I believe once they have accepted the blog as just another tool to be used, they will use it more naturally. It seems to me that it’s a process that needs time to evolve. And the less experience teachers have in using these tools with students, the longer it will take to get students use them.

I wouldn’t correct the students’ mistakes in a comment. I used a google doc where i wrote about their use of language, design, media,etc.

I used the comments to write the sort of things I write when I comment anywhere else.

I agree, Gabriela. If we want them to learn to comment on blogs, we have to model that behaviour for them.

Also, I think it turns blogging into even more of a "homework" assignment. Our intereaction with students on blogs should encourage them to see blogging as theirs, not as something they do for us. Surely there are other places and ways to correct grammar.

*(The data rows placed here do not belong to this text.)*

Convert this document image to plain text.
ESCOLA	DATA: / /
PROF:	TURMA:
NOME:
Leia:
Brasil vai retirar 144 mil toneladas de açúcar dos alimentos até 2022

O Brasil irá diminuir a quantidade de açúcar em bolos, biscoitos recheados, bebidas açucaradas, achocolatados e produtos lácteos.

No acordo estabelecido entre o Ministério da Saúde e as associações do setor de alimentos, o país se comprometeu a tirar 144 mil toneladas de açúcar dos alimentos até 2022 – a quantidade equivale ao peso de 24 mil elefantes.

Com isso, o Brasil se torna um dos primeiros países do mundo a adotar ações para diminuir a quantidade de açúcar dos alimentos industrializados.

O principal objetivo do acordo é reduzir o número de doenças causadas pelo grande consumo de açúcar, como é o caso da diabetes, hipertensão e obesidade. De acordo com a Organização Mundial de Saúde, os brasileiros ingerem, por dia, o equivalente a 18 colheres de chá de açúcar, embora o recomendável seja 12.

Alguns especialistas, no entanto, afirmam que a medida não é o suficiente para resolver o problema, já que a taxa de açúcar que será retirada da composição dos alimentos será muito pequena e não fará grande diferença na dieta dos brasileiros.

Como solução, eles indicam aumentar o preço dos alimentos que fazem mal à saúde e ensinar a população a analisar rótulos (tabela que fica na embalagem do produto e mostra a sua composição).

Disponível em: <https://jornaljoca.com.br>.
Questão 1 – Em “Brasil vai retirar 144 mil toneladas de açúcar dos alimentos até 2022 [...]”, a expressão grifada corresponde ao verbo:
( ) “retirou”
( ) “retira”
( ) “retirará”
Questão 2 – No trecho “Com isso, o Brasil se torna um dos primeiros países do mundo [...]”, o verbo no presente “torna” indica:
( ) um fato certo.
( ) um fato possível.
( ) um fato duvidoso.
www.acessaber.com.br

Now, that being said, someone told me one that I should correct their grammar because I was being judged as a teacher by the quality of their posts. I decided that, for me, it was a chance I was willing to take. It is, however, an individual decision.

Nancy

I agree with you, Gabriela and Nancy, what the language corrections in the blog are concerned. I will definitely stop doing that and I have already started using Google Docs for that. I used to send them a word attachment by mail wiht the corrections but now I am using Google Docs more and more which I find more practical.

I would be interested to know how you both use Google Docs for this.

Nancy

I have started using Google Docs in the classroom recently. Since I am teaching in a computer lab with each class once a week, one day I asked myself why I was using the white board instead of using the word processor and project it’s image on the screen. Then I found that using Google Docs would be even better because I could easily share the notes I make during classwork with students. What I also do is to copy texts from the students’ blogs and paste them in Google Docs for correction. I don’t just correct the texts on Google Docs and send them to my students. I mark the mistakes with a colour and then I share the text with the student and wait for their corrections. If they can’t correct all mistakes, I finally end up correcting what is left.

Thanks! I have used Google Docs (Back when it was Writely I used it more.) in a similar fashion. One day we I had a few studnets in the lab and they uploaded their work to Writely. I marked problems as you described, and we worked for an hour in class like that. I was able to give almost immediate feedback on their corrections that way, and I think it was good. I know they sure liked seeing the different colors being replaced by regular black type as they make appropriate changes.

 

 

It’s ineresting to see the different approaches to blogging. I agree with Joao that it’s useful to offer concrete tasks for blogging, especially at the beginning. If it’s a blog for the class then I think it’s fair to expect blogging as homework sometimes. I think the comments shouldn’t contain corrections but that these should be given another way, (on a printout in class, by email, googledocs). The nice thing is that the participants can go back and edit their own posts if they want to correct the mistakes. I would leave this up to the student but it could be required.

A couple of days ago I wrote a short introduction to blogging for a local teaching magazine. please don’t be too harsh, it’s gone to press and so I can’t change it now. Reading this post made me realise I should’ve mentioned corrections, I’m sure there are lots of other omissions.